И мы полюбили большого брата

Эйзенштейн понял, что модернистский стеклянный дом — это сцена, ожидающая кинематографического воплощения. Или, еще лучше, съемок телевизионной либо веб-камерой. Со времен премьеры в Нидерландах в 1999 году «Большой брат» — реалити-шоу, в котором группа людей несколько месяцев живет в доме под наблюдением миллионов анонимных телезрителей, — значительно расширил концепцию модернистской прозрачности. Небывалая популярность этого формата в разных странах говорит о том, что он отражает если не общемировой «дух времени», то по крайней мере распространенную и укоренившуюся ситуацию10. Однако пристрастие зрителей к «Большому брату» свидетельствует не только о глобальном характере современных культурных потоков: тот факт, что это шоу снимается в телестудии, декорированной как дом, — симптом двусмысленного положения, которое сегодняшнее жилище занимает в глобальном медийном ландшафте. Сегодня оба этих вектора играют важнейшую роль в переустройстве отношений между общественным и частным пространством.

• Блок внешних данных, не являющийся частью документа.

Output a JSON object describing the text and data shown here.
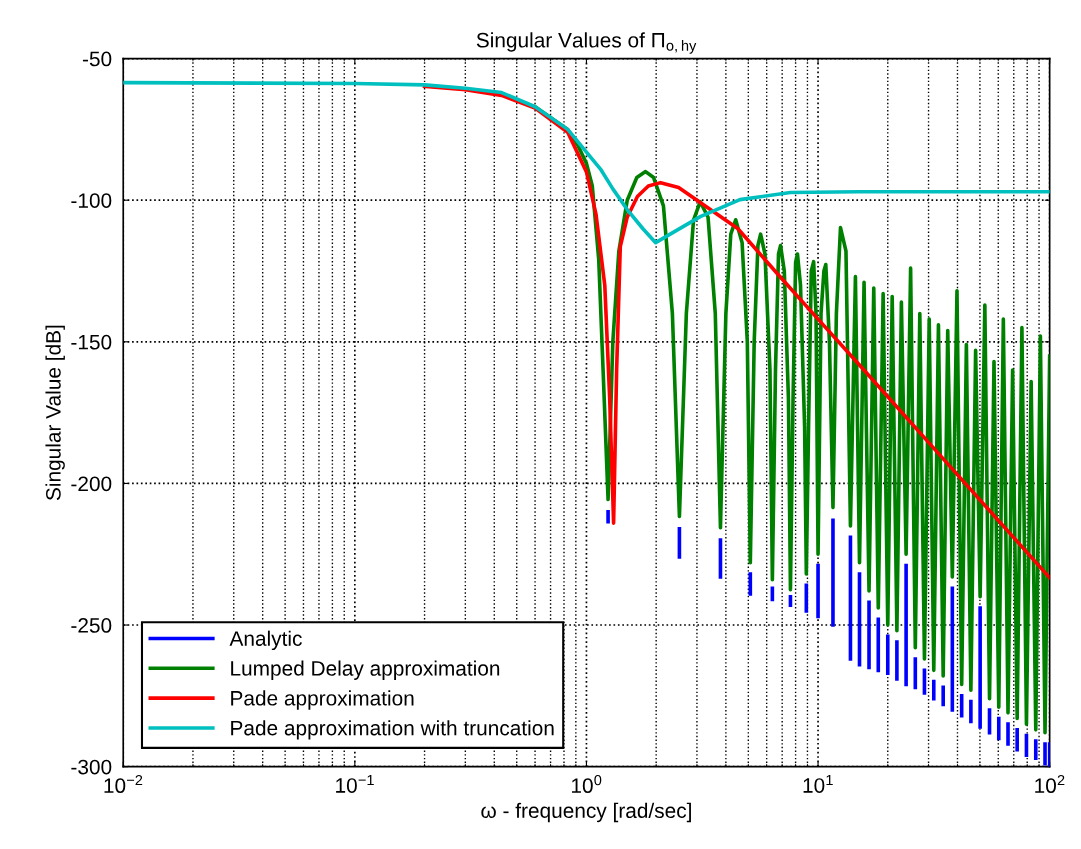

Хотя дома, где происходит действие «Большого брата» Endemol, нельзя назвать стеклянными в строго архитектурном смысле этого слова, они, несомненно, напоминают эйзенштейновский «Стеклянный дом». Энтузиазм Эйзенштейна в отношении возможных ракурсов съемки в стеклянных декорациях вернулся к нам в форме рекламы, расписывающей на все лады количество камер, которые наблюдают за домами «Большого брата» и не оставляют участникам соревнования ни одного места, куда можно было бы спрятаться. Не стеклянные стены, а именно многочисленные камеры создают «виртуальную прозрачность», прототипом которой стали «пространства неусыпного наблюдения», например тюрьмы и торговые центры. Это сходство не ограничивается одинаковой технической инфраструктурой. Как отмечает Петер Вайбель, передачи вроде «Большого брата», предусматривающие принудительную изоляцию участников на ограниченном пространстве, превращают «тюрьму в развлечение» (Weibel 2002: 215).

По крайней мере отчасти интерес к шоу Endemol связан с тем, что эта концепция заимствует знаменитый образ тоталитарного общества, созданный Джорджем Оруэллом. В его романе «1984», опубликованном в 1949 году, в период распространения коммерческого телевидения, сам телеприемник, что немаловажно, представляет собой не переносной ящик, как это было в реальности, а экран, встроенный в стену: «Голос шел из заделанной в правую стену продолговатой металлической пластины, похожей на мутное зеркало. <...> Аппарат этот (он назывался телекран) притушить было можно, полностью же выключить — нельзя» (Orwell 1984: 157).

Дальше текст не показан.